Ya, ada yang salah. Ada yang salah dalam artian pengelolaan Negeri ini. Ironis memang, dinegeri yang subur ini dan melimpahnya kekayaan yang terkandung, kehidupan masyarakatnya jauh dari harapan bahkan kelaikan sekalipun dalam menjalakan kehidupan. Para pemangku kebijakan yang dipercaya mengelola negeri ini belum mampu memberikan kehidupan yang layak bagi rakatnya. Para pemangku kebijakan mengesampingkan kewajibannya sebagai tumpuan, serta harapan masyarakat dengan mementingkan terlebih dahulu kepentingan pribadi, kelompok, serta golongan. Berbagai alasan mereka lontarkan demi tercapainya kepentingan tersebut yang berkedok kepentingan nasional. Yang nyata hasilnya jelas menguntungkan kelompok-kelompok tertentu, yang nyatanya rakyat yang selalu menjadi korban.
Mereka makan hanya sekedar menegakan punggung, memejamkan mata hanya untuk sekedar melepas lelah.
Berangkat dari hal tersebut, kita coba menyimpulkan dalam mengisi dan menjalankan kemerdekaan ini berbanding terbalik dengan harapan dan tujuan para pendiri negeri ini. Dimana, para pejuang memusatkan kehidupan demi mewujudkan kemerdekaan. Mereka makan hanya sekedar menegakan punggung, memejamkan mata hanya untuk sekedar melepas lelah, tanpa mengharapkan penghargaan, bayaran, bahkan pujian sekalipun. Para pendiri bangsa ini terus merapatkan barisan sampai titik darah penghabisan guna merebut kemerdekaan. Kondisi saat ini jauh sekali dengan kondisi tersebut, dimana saat ini para pemangku kebijakan cenderung pamrih dalam membangun negeri tercinta ini. Alih alih membangun bangsa dengan mengatasnamakan rakyat jelata, mereka menghalalkan segala cara sekalipun itu menggadaikan kejujuran untuk kepentingan yang mana kepentingan tersebut melahirkan kesengsaraan bagi rakyat.

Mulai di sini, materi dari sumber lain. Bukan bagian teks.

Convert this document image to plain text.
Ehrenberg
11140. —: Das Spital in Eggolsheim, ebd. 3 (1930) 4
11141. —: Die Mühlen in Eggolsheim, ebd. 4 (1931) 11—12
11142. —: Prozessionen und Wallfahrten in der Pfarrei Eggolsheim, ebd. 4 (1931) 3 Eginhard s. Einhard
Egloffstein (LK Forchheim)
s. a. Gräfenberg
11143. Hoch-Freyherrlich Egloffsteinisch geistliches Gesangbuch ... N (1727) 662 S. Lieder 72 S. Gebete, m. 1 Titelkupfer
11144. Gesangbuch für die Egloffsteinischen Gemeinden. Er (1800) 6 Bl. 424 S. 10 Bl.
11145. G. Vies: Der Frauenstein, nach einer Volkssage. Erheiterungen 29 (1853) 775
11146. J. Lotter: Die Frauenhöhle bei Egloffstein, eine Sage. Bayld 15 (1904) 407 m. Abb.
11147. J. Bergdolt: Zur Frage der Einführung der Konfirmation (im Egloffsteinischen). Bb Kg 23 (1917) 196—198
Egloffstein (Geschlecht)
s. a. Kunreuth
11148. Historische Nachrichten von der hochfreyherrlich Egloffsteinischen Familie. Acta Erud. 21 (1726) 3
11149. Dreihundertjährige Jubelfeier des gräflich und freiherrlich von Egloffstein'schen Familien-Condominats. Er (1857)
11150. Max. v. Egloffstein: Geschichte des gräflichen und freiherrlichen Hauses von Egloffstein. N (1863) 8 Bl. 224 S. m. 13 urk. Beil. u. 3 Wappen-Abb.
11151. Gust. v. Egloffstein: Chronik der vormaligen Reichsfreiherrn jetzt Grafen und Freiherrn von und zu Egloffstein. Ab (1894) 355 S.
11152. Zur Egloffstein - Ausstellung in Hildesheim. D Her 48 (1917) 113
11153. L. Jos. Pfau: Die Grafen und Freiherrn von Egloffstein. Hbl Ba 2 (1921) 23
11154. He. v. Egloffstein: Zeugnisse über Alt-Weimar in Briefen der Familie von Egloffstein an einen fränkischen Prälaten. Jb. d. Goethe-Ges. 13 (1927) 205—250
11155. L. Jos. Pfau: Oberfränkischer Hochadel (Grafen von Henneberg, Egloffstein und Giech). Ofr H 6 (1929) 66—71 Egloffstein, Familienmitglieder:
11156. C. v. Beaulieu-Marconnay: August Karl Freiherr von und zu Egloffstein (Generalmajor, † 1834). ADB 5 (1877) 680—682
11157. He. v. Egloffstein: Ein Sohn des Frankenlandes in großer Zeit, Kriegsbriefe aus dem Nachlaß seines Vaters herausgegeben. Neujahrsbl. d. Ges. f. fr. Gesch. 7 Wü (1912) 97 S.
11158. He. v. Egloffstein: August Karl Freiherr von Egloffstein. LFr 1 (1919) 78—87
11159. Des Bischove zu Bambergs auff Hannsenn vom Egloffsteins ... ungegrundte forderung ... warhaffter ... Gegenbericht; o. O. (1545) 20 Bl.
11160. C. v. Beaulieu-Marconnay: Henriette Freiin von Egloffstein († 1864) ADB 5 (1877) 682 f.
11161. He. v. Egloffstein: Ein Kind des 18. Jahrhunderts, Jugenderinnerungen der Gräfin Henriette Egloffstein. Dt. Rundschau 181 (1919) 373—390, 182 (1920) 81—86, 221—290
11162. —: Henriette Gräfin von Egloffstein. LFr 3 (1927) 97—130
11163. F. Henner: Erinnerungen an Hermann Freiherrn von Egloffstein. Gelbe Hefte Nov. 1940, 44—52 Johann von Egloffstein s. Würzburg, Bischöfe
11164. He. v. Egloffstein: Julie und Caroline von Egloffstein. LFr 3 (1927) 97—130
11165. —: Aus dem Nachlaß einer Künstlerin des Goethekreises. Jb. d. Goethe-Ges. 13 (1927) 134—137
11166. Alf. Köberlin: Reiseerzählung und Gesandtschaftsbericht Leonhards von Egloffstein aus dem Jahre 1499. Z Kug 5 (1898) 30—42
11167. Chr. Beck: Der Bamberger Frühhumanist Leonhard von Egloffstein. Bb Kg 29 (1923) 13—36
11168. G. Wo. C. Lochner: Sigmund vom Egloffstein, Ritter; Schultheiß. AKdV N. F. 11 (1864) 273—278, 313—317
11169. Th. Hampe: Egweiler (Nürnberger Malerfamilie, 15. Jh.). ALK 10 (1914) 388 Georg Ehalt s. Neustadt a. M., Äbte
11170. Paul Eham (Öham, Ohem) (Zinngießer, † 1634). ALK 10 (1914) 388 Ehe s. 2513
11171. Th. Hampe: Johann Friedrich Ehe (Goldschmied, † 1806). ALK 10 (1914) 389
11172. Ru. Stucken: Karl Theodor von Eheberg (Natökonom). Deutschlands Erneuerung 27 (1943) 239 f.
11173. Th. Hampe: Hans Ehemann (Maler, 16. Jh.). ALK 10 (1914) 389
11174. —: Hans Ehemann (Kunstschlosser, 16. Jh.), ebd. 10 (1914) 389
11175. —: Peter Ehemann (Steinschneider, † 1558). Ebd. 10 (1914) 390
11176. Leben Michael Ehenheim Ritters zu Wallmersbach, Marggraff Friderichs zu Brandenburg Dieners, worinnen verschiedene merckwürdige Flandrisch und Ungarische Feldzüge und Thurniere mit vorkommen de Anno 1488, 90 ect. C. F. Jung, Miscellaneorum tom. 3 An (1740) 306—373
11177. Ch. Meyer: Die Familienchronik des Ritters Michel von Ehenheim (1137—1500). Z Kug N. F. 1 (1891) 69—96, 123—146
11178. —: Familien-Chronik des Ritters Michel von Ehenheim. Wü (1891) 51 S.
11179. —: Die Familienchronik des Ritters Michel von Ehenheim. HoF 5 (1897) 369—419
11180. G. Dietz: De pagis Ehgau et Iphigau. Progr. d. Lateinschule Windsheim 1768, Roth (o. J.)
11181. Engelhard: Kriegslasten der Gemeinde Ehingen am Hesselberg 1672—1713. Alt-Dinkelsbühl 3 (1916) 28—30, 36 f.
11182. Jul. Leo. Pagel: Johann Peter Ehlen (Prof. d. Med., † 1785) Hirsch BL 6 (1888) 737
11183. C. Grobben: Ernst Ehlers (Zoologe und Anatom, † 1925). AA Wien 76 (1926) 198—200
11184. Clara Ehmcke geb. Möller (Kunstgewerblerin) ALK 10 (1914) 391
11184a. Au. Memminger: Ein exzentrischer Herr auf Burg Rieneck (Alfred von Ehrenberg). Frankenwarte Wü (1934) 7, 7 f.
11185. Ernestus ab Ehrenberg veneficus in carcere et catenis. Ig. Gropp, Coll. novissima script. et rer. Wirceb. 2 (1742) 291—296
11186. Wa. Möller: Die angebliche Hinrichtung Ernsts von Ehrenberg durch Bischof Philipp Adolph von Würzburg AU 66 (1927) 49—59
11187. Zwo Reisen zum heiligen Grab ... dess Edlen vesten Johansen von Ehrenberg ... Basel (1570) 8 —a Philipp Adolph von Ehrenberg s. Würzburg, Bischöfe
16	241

Ya…Hanya ketulusan serta kejujuranlah yang bisa terus mampu berjuang selaras dengan komitmen dalam merebut, serta mengisi kemerdekaan dalam membangun Negeri tercinta ini. Guna terciptanya kehidupan berbangsa dan bernegara yang adil dan sejahtera. 63 tahun sudah Indonesia tercinta merdeka, dan selama itu pula kita senantiasa memperingati tanggal 17 Agustus setiap tahunnya sebagai hari kemerdekaan guna menghormati jerih payah para pejuang dan pendiri bangsa ini. Namun fakta saat ini, kegiatan tersebut bergeser maknanya menjadi rutinitas Ceremonial belaka, tanpa adanya pemaknaan yang sebenarnya. Setiap kali memperingati hari kemerdekaan Indonesia, lagu Indonesia Raya senantiasa dikumandangkan.
Sejatinya, lagu Indonesia Raya gubahan WR. Supratman yang pertama kali dikenalkan pada saat kongres pemuda ke dua dapat menumbuhkan jiwa kebangsaan, patriotisme, dan Nasionalisme sebagaimana yang terkandung dalam tiap bait syair lagu Indonesia Raya tersebut.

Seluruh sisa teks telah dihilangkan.